Figure 5—figure supplement 1. Additional kinetic experiments to corroborate the three-state binding mechanism for Danusertib to Aurora A.

(A) Kinetic trace at 35°C of 18.2 µM Danusertib binding to 0.1 µM Aurora A. The red line represents the best fit of the trace to a double exponential function. The initial fast increase in fluorescence is a convolution of the fast binding and induced-fit steps, whereas the slower phase gives an observed rate constant of approximately 0.1 s⁻¹, suggestive of a third process (i.e., conformational selection). (B) Double-jump experiments measured with Creoptix WAVE waveguide intereferometry at 25°C using Danusertib and a 0.2, 0.4, 0.8 and 2 s incubation time. In the first step of the double jump, Danusertib is incubated with surface-immobilized Aurora A kinase before washing with buffer alone initiates dissociation in a second step. All traces show a single exponential decay with an observed rate constant of 6 s⁻¹ and its amplitude increases with longer incubation time as more AurA_out:D is formed. (C) Dilution of the Aurora A/Danusertib complex formed after 1 hour of incubation. The slow dissociation of Aurora A/Danusertib (limited by ${\displaystyle k_{-3}}$) was measured by Creoptix WAVE waveguide interferometry and fitted to a single exponential with a value of $k_{-3}$ = (2 ± 0.6) × 10⁻⁴ s⁻¹. (D) Representative selection of emission spectra obtained after the addition of increasing concentrations of Danusertib (0–11.25 nM from dark to light blue) to Aurora A (excitation at 295 nm). Plot of the increase in fluorescence intensity at 368 nm versus Danusertib concentration yields a $K_D$ value of 0.4 ± 0.1 nM determined by fitting the data to Equation 6. Fluorescence trace in A is the average of five replicate measurements (n = 5), and the uncertainties given in D denotes the standard deviation in the fitted parameter.

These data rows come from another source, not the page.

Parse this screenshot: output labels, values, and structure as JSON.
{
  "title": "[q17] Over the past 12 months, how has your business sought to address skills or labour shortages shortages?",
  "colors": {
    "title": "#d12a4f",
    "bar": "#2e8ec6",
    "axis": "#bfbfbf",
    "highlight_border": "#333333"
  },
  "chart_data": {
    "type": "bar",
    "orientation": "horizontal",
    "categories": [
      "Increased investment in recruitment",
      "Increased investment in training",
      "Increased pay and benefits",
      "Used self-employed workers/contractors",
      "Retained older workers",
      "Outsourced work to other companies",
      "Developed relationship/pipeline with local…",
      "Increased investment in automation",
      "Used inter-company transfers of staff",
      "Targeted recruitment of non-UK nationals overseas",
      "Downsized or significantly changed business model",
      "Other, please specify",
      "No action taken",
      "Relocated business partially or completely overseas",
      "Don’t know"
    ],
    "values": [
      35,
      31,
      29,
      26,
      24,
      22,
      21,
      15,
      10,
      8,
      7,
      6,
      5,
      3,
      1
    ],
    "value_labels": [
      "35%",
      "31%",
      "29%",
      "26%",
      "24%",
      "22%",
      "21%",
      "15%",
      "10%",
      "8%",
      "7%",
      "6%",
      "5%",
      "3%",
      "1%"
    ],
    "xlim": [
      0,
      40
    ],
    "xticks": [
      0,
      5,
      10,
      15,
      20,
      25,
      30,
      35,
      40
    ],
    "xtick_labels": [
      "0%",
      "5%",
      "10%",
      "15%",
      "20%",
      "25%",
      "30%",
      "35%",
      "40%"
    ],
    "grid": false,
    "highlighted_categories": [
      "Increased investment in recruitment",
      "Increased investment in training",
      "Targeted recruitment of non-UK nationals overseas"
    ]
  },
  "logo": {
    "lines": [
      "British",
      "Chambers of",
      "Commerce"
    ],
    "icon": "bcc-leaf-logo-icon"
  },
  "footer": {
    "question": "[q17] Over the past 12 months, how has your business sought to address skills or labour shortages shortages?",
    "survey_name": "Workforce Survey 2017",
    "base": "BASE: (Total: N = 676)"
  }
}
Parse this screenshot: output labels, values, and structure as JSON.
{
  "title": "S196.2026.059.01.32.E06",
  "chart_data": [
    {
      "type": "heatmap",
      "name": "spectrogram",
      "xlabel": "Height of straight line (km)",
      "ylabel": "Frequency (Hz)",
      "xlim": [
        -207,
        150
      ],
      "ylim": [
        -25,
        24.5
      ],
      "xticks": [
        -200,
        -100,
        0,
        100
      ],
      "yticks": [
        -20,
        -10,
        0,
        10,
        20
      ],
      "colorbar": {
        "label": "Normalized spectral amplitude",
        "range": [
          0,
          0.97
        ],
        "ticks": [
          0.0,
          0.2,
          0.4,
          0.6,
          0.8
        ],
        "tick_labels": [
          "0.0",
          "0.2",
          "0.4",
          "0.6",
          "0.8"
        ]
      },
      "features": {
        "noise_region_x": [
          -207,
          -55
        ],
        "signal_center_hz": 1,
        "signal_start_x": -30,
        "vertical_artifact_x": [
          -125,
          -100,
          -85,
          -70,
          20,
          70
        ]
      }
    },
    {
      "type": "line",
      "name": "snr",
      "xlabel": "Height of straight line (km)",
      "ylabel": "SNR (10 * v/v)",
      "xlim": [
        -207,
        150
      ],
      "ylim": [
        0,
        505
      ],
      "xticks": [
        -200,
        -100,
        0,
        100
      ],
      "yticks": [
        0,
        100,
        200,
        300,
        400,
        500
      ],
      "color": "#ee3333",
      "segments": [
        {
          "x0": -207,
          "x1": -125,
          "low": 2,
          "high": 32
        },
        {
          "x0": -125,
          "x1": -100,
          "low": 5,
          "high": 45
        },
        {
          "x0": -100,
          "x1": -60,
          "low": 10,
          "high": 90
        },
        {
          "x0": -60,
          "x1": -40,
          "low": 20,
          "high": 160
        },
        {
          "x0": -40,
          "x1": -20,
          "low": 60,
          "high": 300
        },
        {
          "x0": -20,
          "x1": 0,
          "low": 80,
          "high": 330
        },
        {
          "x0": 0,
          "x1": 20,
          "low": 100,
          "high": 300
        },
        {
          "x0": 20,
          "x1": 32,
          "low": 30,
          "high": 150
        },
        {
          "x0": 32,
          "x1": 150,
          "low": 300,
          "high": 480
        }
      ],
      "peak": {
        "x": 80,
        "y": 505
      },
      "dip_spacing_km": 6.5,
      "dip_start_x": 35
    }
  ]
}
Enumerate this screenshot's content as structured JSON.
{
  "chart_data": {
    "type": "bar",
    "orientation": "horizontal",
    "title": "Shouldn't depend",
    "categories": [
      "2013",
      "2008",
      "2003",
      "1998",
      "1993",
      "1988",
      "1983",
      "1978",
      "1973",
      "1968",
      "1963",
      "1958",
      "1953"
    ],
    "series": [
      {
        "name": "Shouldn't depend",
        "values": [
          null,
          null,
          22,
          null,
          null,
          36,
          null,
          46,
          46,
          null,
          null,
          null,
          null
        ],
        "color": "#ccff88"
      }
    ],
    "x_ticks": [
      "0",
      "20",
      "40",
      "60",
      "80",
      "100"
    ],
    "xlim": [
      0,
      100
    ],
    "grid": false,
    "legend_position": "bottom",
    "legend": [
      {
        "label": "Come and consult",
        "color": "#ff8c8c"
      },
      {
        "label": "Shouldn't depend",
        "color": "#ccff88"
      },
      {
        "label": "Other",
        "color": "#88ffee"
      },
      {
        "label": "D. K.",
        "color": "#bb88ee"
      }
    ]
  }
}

Figure 5—figure supplement 2. Kinetics of Gleevec binding to Aurora A at 25°C to determine DFG-in/DFG-out equilibrium in apo Aurora A.

(A) 0.5 µM Aurora A was mixed with indicated Gleevec concentrations. The increase in fluorescence intensity of slow phase reflects the conformational selection step (see Figure 3A). (B) $k_{obs,CS}$ of the slow phase as a function of the Gleevec concentration is an inverse hyperbolic function and fitting to Equation 1 gives $k_1$ = 0.09 ± 0.01 s⁻¹ and $k_{-1}$= 0.06 ± 0.005 s⁻¹. Corresponding binding scheme is depicted. Fluorescence traces are the average of at least five replicate measurements (n > 5), and error bars and uncertainties given in B denote the standard deviation in the fitted parameter.